A control group for the ITS-CG design must be chosen carefully [42] to ensure baseline comparability to the intervention group. Efforts were made to achieve covariate balance at baseline by considering key characteristics of facilities and catchment areas (rural and urban, level of facility, average number of new users per facility). However, there may have been key differences that could not be accounted for during site selection.

Conclusion

The data did not show a statistically significant increase in uptake of contraceptives using new users as an indicator for an intervention of six months. In evaluating the impact of the intervention results on intermediate outcomes such as self-efficacy among service users, trust and countervailing power among social groups/networks, and responsiveness of service providers, cases of change and process evaluation should be considered.

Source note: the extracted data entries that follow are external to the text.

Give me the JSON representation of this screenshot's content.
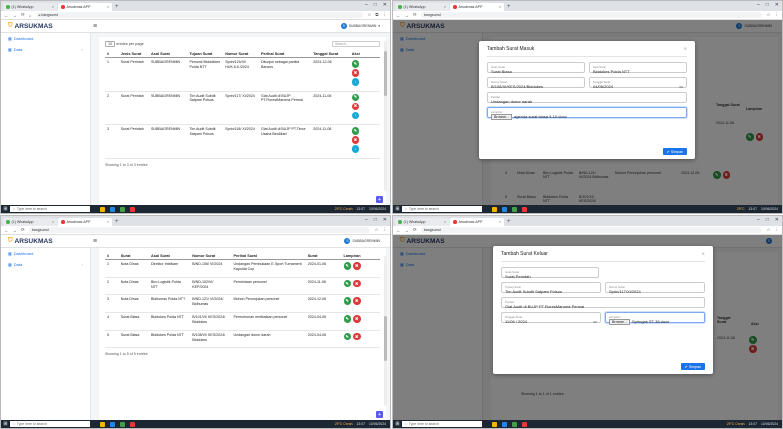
{
  "browser": {
    "tab1": "(1) WhatsApp",
    "tab2": "Arsukmas APP",
    "tab_close": "×",
    "new_tab": "+",
    "url_blurred": "arsukmas.bagsumdatkita.id/surat_masuk",
    "url_domain": "bangsumd"
  },
  "app": {
    "name": "ARSUKMAS",
    "user": "SUBBAGRENMIN",
    "menu_dashboard": "Dashboard",
    "menu_data": "Data"
  },
  "q1": {
    "show_prefix": "Show",
    "show_count": "10",
    "show_suffix": "entries per page",
    "search_placeholder": "Search...",
    "headers": [
      "#",
      "Jenis Surat",
      "Asal Surat",
      "Tujuan Surat",
      "Nomor Surat",
      "Perihal Surat",
      "Tanggal Surat",
      "Aksi"
    ],
    "rows": [
      {
        "no": "1",
        "jenis": "Surat Perintah",
        "asal": "SUBBAGRENMIN",
        "tujuan": "Personil Biddokkes Polda NTT",
        "nomor": "Sprin/124/XI/ HUK.6.6./2024",
        "perihal": "Ditunjuk sebagai panitia Bansos",
        "tanggal": "2024-12-06"
      },
      {
        "no": "2",
        "jenis": "Surat Perintah",
        "asal": "SUBBAGRENMIN",
        "tujuan": "Tim Audit Subdit Satpam Polsus",
        "nomor": "Sprin/117/ XI/2024",
        "perihal": "Giat Audit di BUJP PT.FlorestMaroma Permai",
        "tanggal": "2024-11-06"
      },
      {
        "no": "3",
        "jenis": "Surat Perintah",
        "asal": "SUBBAGRENMIN",
        "tujuan": "Tim Audit Subdit Satpam Polsus",
        "nomor": "Sprin/118/ XI/2024",
        "perihal": "Giat Audit di BUJP PT.Timor Usaha Berdikari",
        "tanggal": "2024-11-06"
      }
    ],
    "footer": "Showing 1 to 3 of 3 entries"
  },
  "q2": {
    "modal_title": "Tambah Surat Masuk",
    "f_jenis_label": "Jenis Surat",
    "f_jenis": "Surat Biasa",
    "f_asal_label": "Asal Surat",
    "f_asal": "Biddokes Polda NTT",
    "f_nomor_label": "Nomor Surat",
    "f_nomor": "B/108/XI/KES/2024/Biddokes",
    "f_tanggal_label": "Tanggal Surat",
    "f_tanggal": "04/06/2024",
    "f_perihal_label": "Perihal",
    "f_perihal": "Undangan donor darah",
    "f_lampiran_label": "Lampiran",
    "browse": "Browse...",
    "f_lampiran": "agenda surat biasa 9-10.docx",
    "save": "Simpan",
    "bg_head1": "Tanggal Surat",
    "bg_head2": "Lampiran",
    "bg_date1": "2024-11-06",
    "bg_r1": [
      "4",
      "Nota Dinas",
      "Biro Logistik Polda NTT",
      "B/ND-121/ XI/2024 Bidhumas",
      "Mohon Penunjukan personel",
      "2024-12-06"
    ],
    "bg_r2": [
      "5",
      "Surat Biasa",
      "Biddokes Polda NTT",
      "B/101/XI/ KES/2024/"
    ]
  },
  "q3": {
    "headers": [
      "#",
      "Surat",
      "Asal Surat",
      "Nomor Surat",
      "Perihal Surat",
      "Surat",
      "Lampiran"
    ],
    "rows": [
      {
        "no": "1",
        "jenis": "Nota Dinas",
        "asal": "Direktur Intelkam",
        "nomor": "B/ND-106/ VI/2024",
        "perihal": "Undangan Pembukaan E-Sport Turnament Kapolda Cup",
        "tanggal": "2024-01-06"
      },
      {
        "no": "2",
        "jenis": "Nota Dinas",
        "asal": "Biro Logistik Polda NTT",
        "nomor": "B/ND-102/VI/ KEP/2024",
        "perihal": "Permintaan personel",
        "tanggal": "2024-11-06"
      },
      {
        "no": "3",
        "jenis": "Nota Dinas",
        "asal": "Bidhumas Polda NTT",
        "nomor": "B/ND-121/ VI/2024/ Bidhumas",
        "perihal": "Mohon Penunjukan personel",
        "tanggal": "2024-12-06"
      },
      {
        "no": "4",
        "jenis": "Surat Biasa",
        "asal": "Biddokes Polda NTT",
        "nomor": "B/101/VI/ KES/2024/ Biddokes",
        "perihal": "Permohonan melibatkan personel",
        "tanggal": "2024-04-06"
      },
      {
        "no": "5",
        "jenis": "Surat Biasa",
        "asal": "Biddokes Polda NTT",
        "nomor": "B/108/VI/ KES/2024/ Biddokes",
        "perihal": "Undangan donor darah",
        "tanggal": "2024-04-06"
      }
    ],
    "footer": "Showing 1 to 5 of 5 entries"
  },
  "q4": {
    "modal_title": "Tambah Surat Keluar",
    "f_jenis_label": "Jenis Surat",
    "f_jenis": "Surat Perintah",
    "f_tujuan_label": "Tujuan Surat",
    "f_tujuan": "Tim Audit Subdit Satpam Polsus",
    "f_nomor_label": "Nomor Surat",
    "f_nomor": "Sprin/117/XI/2024",
    "f_perihal_label": "Perihal",
    "f_perihal": "Giat Audit di BUJP PT.FloresMaroma Permai",
    "f_tanggal_label": "Tanggal Surat",
    "f_tanggal": "11/06 / 2024",
    "f_lampiran_label": "Lampiran",
    "browse": "Browse...",
    "f_lampiran": "Springas ST-38.docx",
    "save": "Simpan",
    "bg_head1": "Tanggal Surat",
    "bg_head2": "Aksi",
    "bg_date": "2024-11-06",
    "bg_footer": "Showing 1 to 1 of 1 entries"
  },
  "taskbar": {
    "search": "Type here to search",
    "weather1": "29°C Cerah",
    "weather2": "29°C",
    "time1": "13:07",
    "date1": "10/06/2024",
    "time2": "13:07",
    "date2": "10/06/2024"
  }
}
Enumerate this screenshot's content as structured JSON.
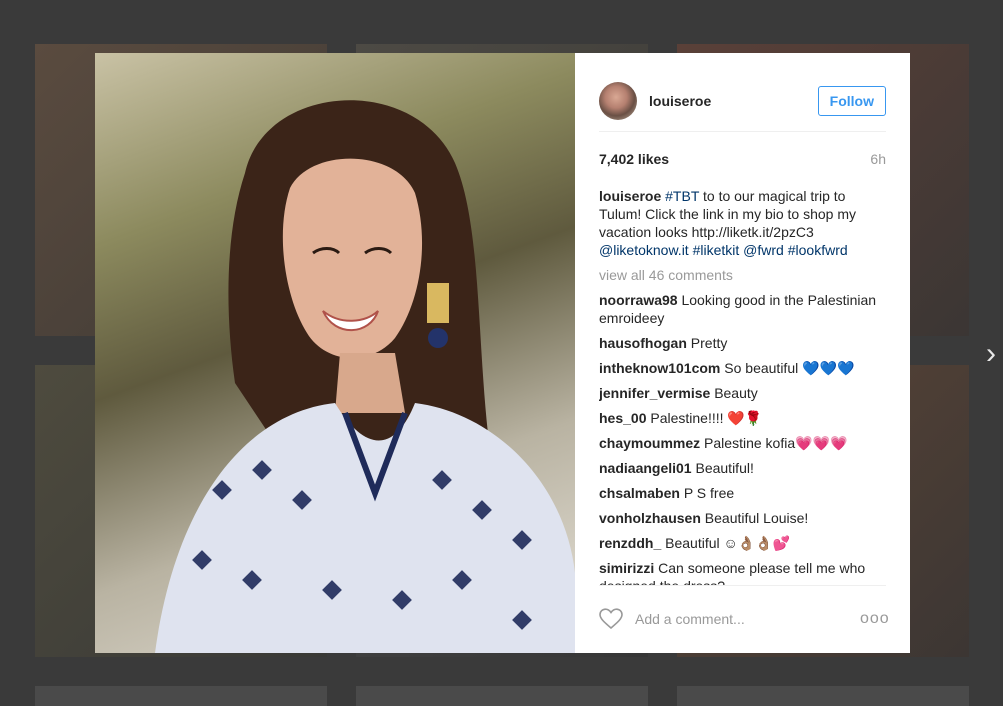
{
  "post": {
    "username": "louiseroe",
    "follow_label": "Follow",
    "likes": "7,402 likes",
    "time": "6h"
  },
  "caption": {
    "user": "louiseroe",
    "hashtag_tbt": "#TBT",
    "text": " to to our magical trip to Tulum! Click the link in my bio to shop my vacation looks http://liketk.it/2pzC3 ",
    "tag_liketoknow": "@liketoknow.it",
    "hashtag_liketkit": "#liketkit",
    "tag_fwrd": "@fwrd",
    "hashtag_lookfwrd": "#lookfwrd"
  },
  "view_all_comments": "view all 46 comments",
  "comments": [
    {
      "user": "noorrawa98",
      "text": "Looking good in the Palestinian emroideey"
    },
    {
      "user": "hausofhogan",
      "text": "Pretty"
    },
    {
      "user": "intheknow101com",
      "text": "So beautiful 💙💙💙"
    },
    {
      "user": "jennifer_vermise",
      "text": "Beauty"
    },
    {
      "user": "hes_00",
      "text": "Palestine!!!! ❤️🌹"
    },
    {
      "user": "chaymoummez",
      "text": "Palestine kofia💗💗💗"
    },
    {
      "user": "nadiaangeli01",
      "text": "Beautiful!"
    },
    {
      "user": "chsalmaben",
      "text": "P S free"
    },
    {
      "user": "vonholzhausen",
      "text": "Beautiful Louise!"
    },
    {
      "user": "renzddh_",
      "text": "Beautiful ☺👌🏽👌🏽💕"
    },
    {
      "user": "simirizzi",
      "text": "Can someone please tell me who designed the dress?"
    }
  ],
  "comment_box": {
    "placeholder": "Add a comment..."
  },
  "more_options": "ooo",
  "next_arrow": "›",
  "colors": {
    "accent": "#3897f0",
    "link": "#003569",
    "muted": "#999999",
    "text": "#262626"
  }
}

This SA intervention was delivered in the context of numerous other interventions addressing the same outcomes that may affect the study's power, i.e., specific outreach programmes. Process evaluation and reach of these programmes are important to contextualize the results.

There is a need for further research on the impact of SA, including evaluating changes in attitudes, behaviour, and experiences of providers, users, and social groups. Experimental designs to understand potential links between SA and service utilization should include counterfactual analysis and be supported by structured process evaluation.